Ses mots me donnent l’impression de me fracasser contre un récif. Nous passons au salon et observons un silence d’épave jusqu’à ce que maman vienne me chercher avec sa voiture. Ce qui nous a rapproché papi et moi, c’est notre amour pour la création de maquettes. Une page se tourne.
***
Je redoute la prochaine visite hebdomadaire chez grand-père. Je l’ai appelé quelques fois et il ne se porte pas mieux. Quand dimanche arrive, je le trouve assis dans sa chaise berceuse de la salle à manger, les yeux dans le vague. Il a rasé sa barbe de capitaine. Je lui parle pour qu’il s’aperçoive de ma présence. Il me salue d’une voix lointaine : son esprit est ailleurs. Il a tant dérivé que je doute de pouvoir le ramener à bon port. Un homme privé de sa passion est un voilier sans mât. Le cœur serré, je cherche les mots qui conviennent.

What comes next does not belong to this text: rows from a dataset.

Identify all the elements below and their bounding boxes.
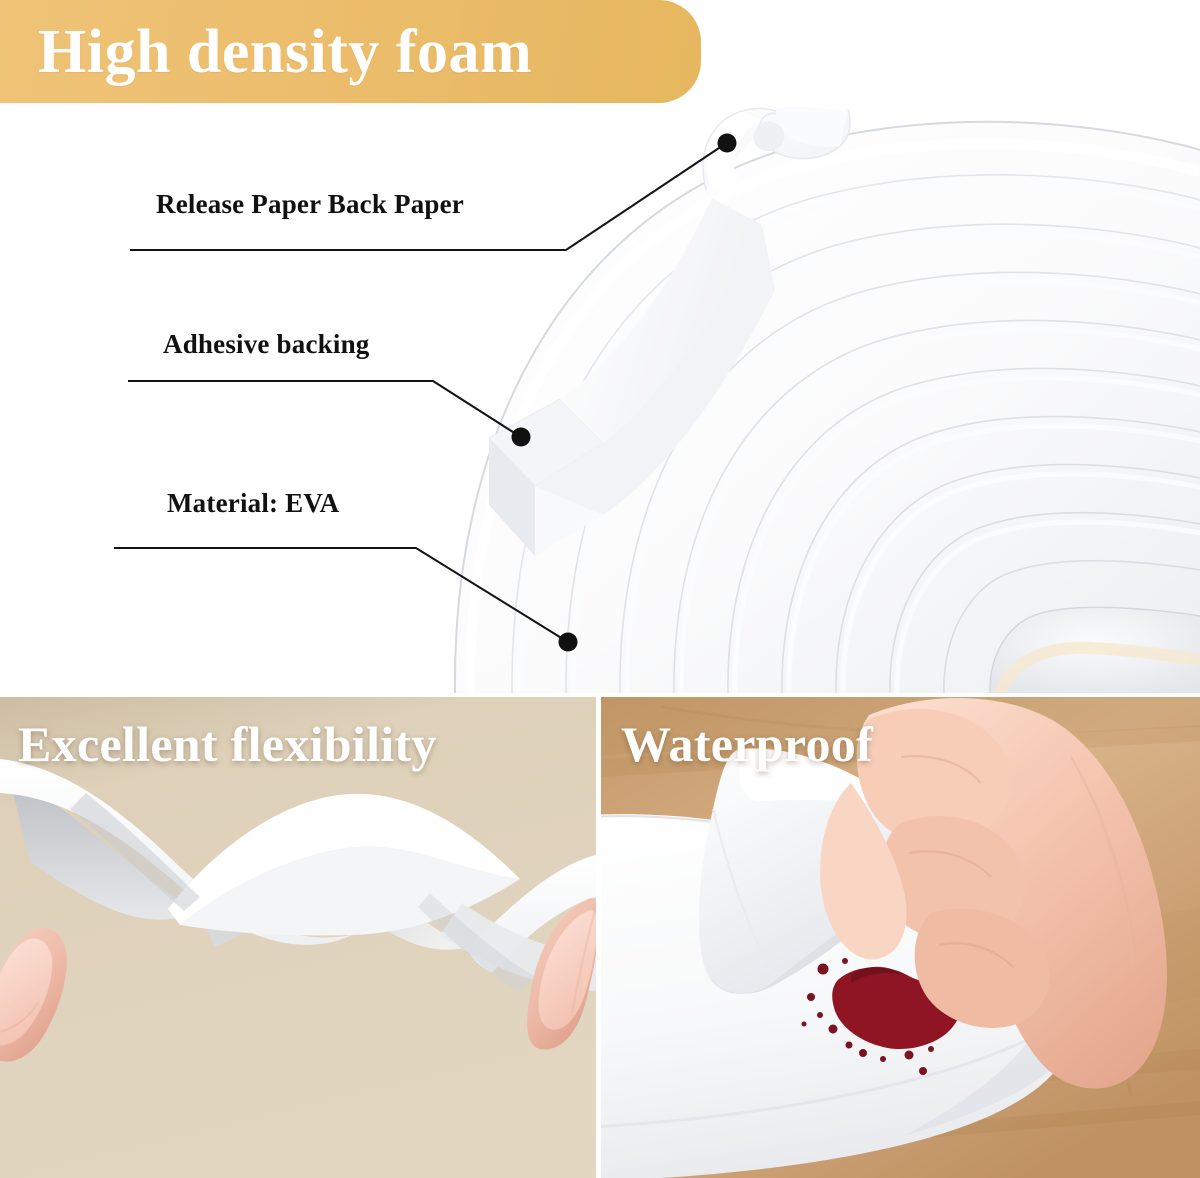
- callout-dot-release-paper: [718, 134, 737, 153]
- callout-label-release-paper: Release Paper Back Paper: [156, 189, 464, 220]
- feature-heading-waterproof: Waterproof: [621, 719, 873, 769]
- leader-line-adhesive: [128, 381, 531, 447]
- feature-heading-flexibility: Excellent flexibility: [18, 719, 437, 769]
- callout-label-material: Material: EVA: [167, 488, 339, 519]
- callout-dot-material: [559, 633, 578, 652]
- top-product-panel: Release Paper Back Paper Adhesive backin…: [0, 0, 1200, 693]
- callout-dot-adhesive: [512, 428, 531, 447]
- infographic-page: Release Paper Back Paper Adhesive backin…: [0, 0, 1200, 1178]
- feature-panel-waterproof: Waterproof: [601, 697, 1200, 1178]
- feature-panels-row: Excellent flexibility: [0, 697, 1200, 1178]
- feature-panel-flexibility: Excellent flexibility: [0, 697, 596, 1178]
- callout-label-adhesive-backing: Adhesive backing: [163, 329, 370, 360]
- leader-line-material: [114, 548, 578, 652]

— Tu as beaucoup accompli dans ta vie et le mauvais sort n’existe aucunement : chacun se voit responsable de son bonheur.
— La perte se révèle trop importante pour moi.
Je sors le jeu de bataille navale dans l’espoir qu’il s’y raccroche, cependant il a de nombreuses absences durant la partie. L’ordinateur annonce que j’ai coulé toute sa flotte et il ne réagit même pas. Nous n’avons plus d’activité à pratiquer ensemble.
Un mois après, l’hiver jette les amarres. Le temps file sur son erre et un linceul blanc recouvre le fleuve. L’esprit de papi s’éloigne encore : il ne répond que par « oui » et « non ». Il semble perdu à jamais. Seule la Mort pourrait le trouver là-bas et je crains qu’elle le repêche bientôt. Il n’a plus le goût de vivre et son corps en subit les conséquences. Il a pris un coup de vieux : il a besoin d’une canne. Je tente d’ouvrir les yeux à maman, qui m’accompagne souvent chez lui, mais la peur la rend aveugle tel un brouillard dense. En effet, ma solution l’effraie. La saison froide met les voiles et le Saint-Laurent renaît enfin. L’état de santé de grand-papa empire : il marche avec le dos courbé. Je discute encore avec ma mère dans le but de le secourir : nous réussissons à nous entendre.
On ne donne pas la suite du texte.